The MAG Mutual proposal stands as the largest medical professional liability rate increase that is planned to take effect through April 1, 2021, according to S&P Global Market Intelligence, based on the prospective impact on the written premium associated with the book of business. Another company active in the Georgia physicians' and surgeons' market with a considerably smaller presence in the state, NORCAL Mutual Insurance Co., intends to implement a 9.8% rate increase in December. Its filing said that NORCAL's overall indication of rate need on the Georgia business was 106.8%.
Berkshire Hathaway Inc.'s Medical Protective Co. filed for a rate increase with an overall impact of 17%, effective at the start of 2021, for its small books of multi-specialty healthcare professionals and certified registered nurse anesthetist business in Georgia. It later agreed to lower the overall impact to 10%.
The Georgia direct incurred loss ratio in the physicians' and surgeons' liability business improved to 75.7% in the second quarter from 121.6% in the year-earlier period. But its loss ratio for the first half of 2020 was the second-highest in the U.S. at 107.7%. Iowa produced a loss ratio of nearly 125.8% for that period.
Nationally, the loss ratio in the business line for the second quarter was considerably lower at 57.2%, but that still represented the highest such result in any period since the third quarter of 2005. For the medical professional liability business overall, including coverage for hospitals, healthcare facilities and other healthcare professionals, the second quarter's countrywide direct incurred loss ratio of 62.6% also marked a near-15-year high.
While a loss ratio of that magnitude would be favorable in many business lines, medical professional liability business typically generates demonstrably higher levels of defense and cost-containment expenses, which are not included in that formula.
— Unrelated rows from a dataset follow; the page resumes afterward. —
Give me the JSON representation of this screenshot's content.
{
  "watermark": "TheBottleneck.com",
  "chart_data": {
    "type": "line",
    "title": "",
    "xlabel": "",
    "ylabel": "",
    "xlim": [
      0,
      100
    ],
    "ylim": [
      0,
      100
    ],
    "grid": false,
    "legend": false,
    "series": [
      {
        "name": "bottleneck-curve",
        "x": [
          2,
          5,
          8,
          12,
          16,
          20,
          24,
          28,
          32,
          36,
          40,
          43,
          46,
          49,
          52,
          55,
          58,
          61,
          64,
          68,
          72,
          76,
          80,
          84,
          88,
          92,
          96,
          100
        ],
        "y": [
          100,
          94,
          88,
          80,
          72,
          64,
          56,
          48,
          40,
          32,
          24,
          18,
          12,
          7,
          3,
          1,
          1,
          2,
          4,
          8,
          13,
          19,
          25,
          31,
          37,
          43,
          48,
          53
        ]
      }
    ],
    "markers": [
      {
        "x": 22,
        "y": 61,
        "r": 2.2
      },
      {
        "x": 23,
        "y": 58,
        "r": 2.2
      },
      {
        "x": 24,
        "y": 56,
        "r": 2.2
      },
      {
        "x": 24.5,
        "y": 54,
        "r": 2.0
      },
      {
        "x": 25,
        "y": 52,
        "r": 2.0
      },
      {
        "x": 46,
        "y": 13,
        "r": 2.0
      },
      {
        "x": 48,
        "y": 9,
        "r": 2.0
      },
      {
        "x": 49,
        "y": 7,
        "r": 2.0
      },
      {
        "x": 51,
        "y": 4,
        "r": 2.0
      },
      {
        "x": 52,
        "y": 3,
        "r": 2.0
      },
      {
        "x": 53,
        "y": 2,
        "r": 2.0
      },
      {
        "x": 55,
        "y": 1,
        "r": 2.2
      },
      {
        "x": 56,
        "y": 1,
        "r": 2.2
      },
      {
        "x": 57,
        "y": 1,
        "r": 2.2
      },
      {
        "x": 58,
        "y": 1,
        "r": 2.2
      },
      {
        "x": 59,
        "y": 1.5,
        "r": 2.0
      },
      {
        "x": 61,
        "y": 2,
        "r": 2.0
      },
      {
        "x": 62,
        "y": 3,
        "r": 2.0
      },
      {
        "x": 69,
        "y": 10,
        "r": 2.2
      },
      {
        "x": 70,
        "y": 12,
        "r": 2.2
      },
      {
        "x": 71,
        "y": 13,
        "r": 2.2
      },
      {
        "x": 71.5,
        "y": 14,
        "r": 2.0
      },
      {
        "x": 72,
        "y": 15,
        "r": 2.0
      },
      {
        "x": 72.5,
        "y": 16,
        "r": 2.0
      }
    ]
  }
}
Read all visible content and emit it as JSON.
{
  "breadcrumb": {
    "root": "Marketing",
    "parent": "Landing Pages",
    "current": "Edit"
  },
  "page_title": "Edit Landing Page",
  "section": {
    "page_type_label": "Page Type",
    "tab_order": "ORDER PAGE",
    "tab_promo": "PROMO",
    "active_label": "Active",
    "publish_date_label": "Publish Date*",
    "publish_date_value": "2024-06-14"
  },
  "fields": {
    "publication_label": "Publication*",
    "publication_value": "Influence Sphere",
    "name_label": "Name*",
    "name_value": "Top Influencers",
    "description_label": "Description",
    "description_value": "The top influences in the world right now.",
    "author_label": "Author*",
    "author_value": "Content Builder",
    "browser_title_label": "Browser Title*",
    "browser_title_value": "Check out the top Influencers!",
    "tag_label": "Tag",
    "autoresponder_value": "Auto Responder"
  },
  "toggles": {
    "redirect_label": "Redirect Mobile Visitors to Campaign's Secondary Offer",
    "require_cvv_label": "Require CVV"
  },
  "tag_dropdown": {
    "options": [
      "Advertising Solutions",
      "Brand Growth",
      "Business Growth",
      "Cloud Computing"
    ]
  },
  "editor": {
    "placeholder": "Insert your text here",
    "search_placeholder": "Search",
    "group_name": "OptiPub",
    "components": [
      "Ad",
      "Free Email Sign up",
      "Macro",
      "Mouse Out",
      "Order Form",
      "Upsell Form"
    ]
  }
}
The effects of COVID-19-related premium relief measures on earned premiums contributed to the historically high loss ratios, but they were not wholly responsible for them. MAG Mutual, for instance, permitted its medical professional liability policyholders with annual premiums of less than $2 million to defer payments for nine months. Doctors Co. An Interinsurance Exchange, the No. 2 U.S. writer of physicians' and surgeons' liability business at the group level, reported a $17 million drag on earned premiums from its COVID-19 policyholder relief efforts.
Even if earned premiums had held steady with levels reported in the second quarter of 2019, however, both loss ratios still would have ranked as the highest in more than 14 years. That suggests the need for additional rate action is not limited to a single geography or carrier.